A more comprehensive assessment of sustainment would require the measurement at several points in time, typically in the years following competence and/or certification and involve the assessment of sustainment using measures of fidelity (while also accounting for potentially valid adaptations) [2, 3]. Funding mechanisms should be made available that consider the time needed for the assessment of sustainment to occur, recognizing the need for tracking more than 2 years past the point of competence.

The SIC dataset captures the proportion and duration of stages and phases for each site. An important next step for this line of sustainment research is to capture how these proportions and durations predict site sustainment; similar research previously has been conducted regarding the prediction of site start-up [24]. Such a predictive model could be useful to future practices utilizing the SIC; feedback regarding their likelihood of sustainment could motivate purveyor and organizational efforts to support the implementation attempt, improving the likelihood of sustainment.

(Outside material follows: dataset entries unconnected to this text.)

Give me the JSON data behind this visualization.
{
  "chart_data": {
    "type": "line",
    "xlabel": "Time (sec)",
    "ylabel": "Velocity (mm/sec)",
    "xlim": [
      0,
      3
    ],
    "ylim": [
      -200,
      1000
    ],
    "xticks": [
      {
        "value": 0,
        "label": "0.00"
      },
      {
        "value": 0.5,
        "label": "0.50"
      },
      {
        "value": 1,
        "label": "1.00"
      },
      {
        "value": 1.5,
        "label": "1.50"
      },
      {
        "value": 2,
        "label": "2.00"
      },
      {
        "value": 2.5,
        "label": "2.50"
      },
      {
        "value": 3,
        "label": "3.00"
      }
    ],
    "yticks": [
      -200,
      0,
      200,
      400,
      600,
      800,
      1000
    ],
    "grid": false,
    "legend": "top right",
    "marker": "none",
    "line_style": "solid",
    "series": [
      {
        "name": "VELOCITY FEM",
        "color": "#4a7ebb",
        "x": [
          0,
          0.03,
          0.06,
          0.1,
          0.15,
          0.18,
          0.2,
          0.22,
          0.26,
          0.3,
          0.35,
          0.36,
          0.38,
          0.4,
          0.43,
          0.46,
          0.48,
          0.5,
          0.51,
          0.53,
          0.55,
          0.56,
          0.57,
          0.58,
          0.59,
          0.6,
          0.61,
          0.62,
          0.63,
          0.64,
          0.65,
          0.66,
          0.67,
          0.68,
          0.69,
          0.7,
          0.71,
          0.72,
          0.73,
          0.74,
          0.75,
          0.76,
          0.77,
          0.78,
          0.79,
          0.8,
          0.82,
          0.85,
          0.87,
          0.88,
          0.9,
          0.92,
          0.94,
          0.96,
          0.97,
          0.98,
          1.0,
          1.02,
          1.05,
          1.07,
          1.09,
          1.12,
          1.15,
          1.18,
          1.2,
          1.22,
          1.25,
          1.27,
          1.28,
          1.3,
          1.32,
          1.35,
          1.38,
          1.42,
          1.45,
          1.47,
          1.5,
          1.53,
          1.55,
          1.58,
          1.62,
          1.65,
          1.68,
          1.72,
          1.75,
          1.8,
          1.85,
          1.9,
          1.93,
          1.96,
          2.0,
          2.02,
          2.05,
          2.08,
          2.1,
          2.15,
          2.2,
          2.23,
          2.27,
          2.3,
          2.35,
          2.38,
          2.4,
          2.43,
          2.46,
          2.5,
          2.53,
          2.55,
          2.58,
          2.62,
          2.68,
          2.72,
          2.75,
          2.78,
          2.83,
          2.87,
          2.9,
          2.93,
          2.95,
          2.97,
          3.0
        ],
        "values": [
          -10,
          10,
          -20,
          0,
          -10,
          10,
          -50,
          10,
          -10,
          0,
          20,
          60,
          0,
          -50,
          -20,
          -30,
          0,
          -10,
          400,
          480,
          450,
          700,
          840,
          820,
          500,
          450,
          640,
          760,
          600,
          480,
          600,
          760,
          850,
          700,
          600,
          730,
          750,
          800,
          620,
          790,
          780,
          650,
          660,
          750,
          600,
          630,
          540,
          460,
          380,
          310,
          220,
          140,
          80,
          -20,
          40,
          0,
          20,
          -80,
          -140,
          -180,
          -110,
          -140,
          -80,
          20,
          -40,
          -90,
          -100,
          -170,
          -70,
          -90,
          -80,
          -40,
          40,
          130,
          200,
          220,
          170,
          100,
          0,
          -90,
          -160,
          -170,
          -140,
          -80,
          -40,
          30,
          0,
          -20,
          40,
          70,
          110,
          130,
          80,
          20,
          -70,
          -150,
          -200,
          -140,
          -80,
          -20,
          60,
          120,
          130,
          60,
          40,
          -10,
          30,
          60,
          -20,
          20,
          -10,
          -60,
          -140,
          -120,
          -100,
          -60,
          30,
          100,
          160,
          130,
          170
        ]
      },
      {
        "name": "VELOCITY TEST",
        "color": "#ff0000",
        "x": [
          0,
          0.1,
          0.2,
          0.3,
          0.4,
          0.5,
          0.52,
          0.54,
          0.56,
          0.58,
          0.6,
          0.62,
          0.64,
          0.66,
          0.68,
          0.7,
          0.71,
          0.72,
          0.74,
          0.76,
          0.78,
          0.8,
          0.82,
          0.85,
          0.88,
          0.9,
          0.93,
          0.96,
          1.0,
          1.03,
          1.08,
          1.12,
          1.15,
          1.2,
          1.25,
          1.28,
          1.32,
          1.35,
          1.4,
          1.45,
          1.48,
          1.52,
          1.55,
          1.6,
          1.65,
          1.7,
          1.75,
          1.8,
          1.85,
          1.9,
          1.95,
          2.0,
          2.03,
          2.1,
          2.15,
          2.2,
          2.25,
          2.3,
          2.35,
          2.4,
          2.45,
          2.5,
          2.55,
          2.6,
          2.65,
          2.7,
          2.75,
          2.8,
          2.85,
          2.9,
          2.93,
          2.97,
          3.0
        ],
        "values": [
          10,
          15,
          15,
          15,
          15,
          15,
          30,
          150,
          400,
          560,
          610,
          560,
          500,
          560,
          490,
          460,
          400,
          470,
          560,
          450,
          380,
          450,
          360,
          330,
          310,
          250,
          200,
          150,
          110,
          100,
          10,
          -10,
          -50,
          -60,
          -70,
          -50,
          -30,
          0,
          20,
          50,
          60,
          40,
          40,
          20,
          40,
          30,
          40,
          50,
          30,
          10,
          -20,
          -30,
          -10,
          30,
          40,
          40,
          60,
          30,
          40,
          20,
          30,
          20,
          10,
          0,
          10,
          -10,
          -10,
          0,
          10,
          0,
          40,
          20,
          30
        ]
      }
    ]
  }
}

The SIC dataset is an active dataset that continues to track the implementation processes of sites. It is noteworthy that our data download was conducted in September 2020— approximately 6 months into the COVID-19 pandemic. Out of the 208 sites in the Sustainment Available Sample, 19 sites that achieved the sustained (start-up) status de-adopted between March 2020 (the approximate onset of pandemic disruptions in the USA) and the time of capture of the data. A recently funded COVID-19 supplement supported the development of a SIC enhancement that now allows for assessment of outer context impacts, such as COVID-19 disruptions, on the implementation process. Future analyses will allow for closer examination of the impact of outer context factors on the implementation and sustainment of EBPs.

Conclusions

The estimated rates of competence and sustainment among the sites that started up were 58.5% for competence, 37.1% for sustained (start-up), and 25.1% for sustained (competent). The rates of competence and sustainment among the combined samples were far lower: 15.6% for competence, 6.8% for sustained (start-up), and 4.4% for sustained (competent). These rates may help to set realistic expectations for purveyors, organizational leadership, and policymakers regarding the likelihood of sustainment of programs in the community, and as a target that future implementations can aim to exceed. Certain relevant characteristics of the dataset from which this rate is drawn suggest that the rates found may be accurate to the true rates of sustainment among programs in the community, and possibly among programs in general. Future research on rates of sustainment should carefully define their measures of sustainment and seek to center their analyses on implementation under real-world conditions. Innovative tools such as the UniSIC might provide standardized strategies for moving our understanding of sustainment significantly forward, creating opportunities that are better informed to improve the implementation of EBPs.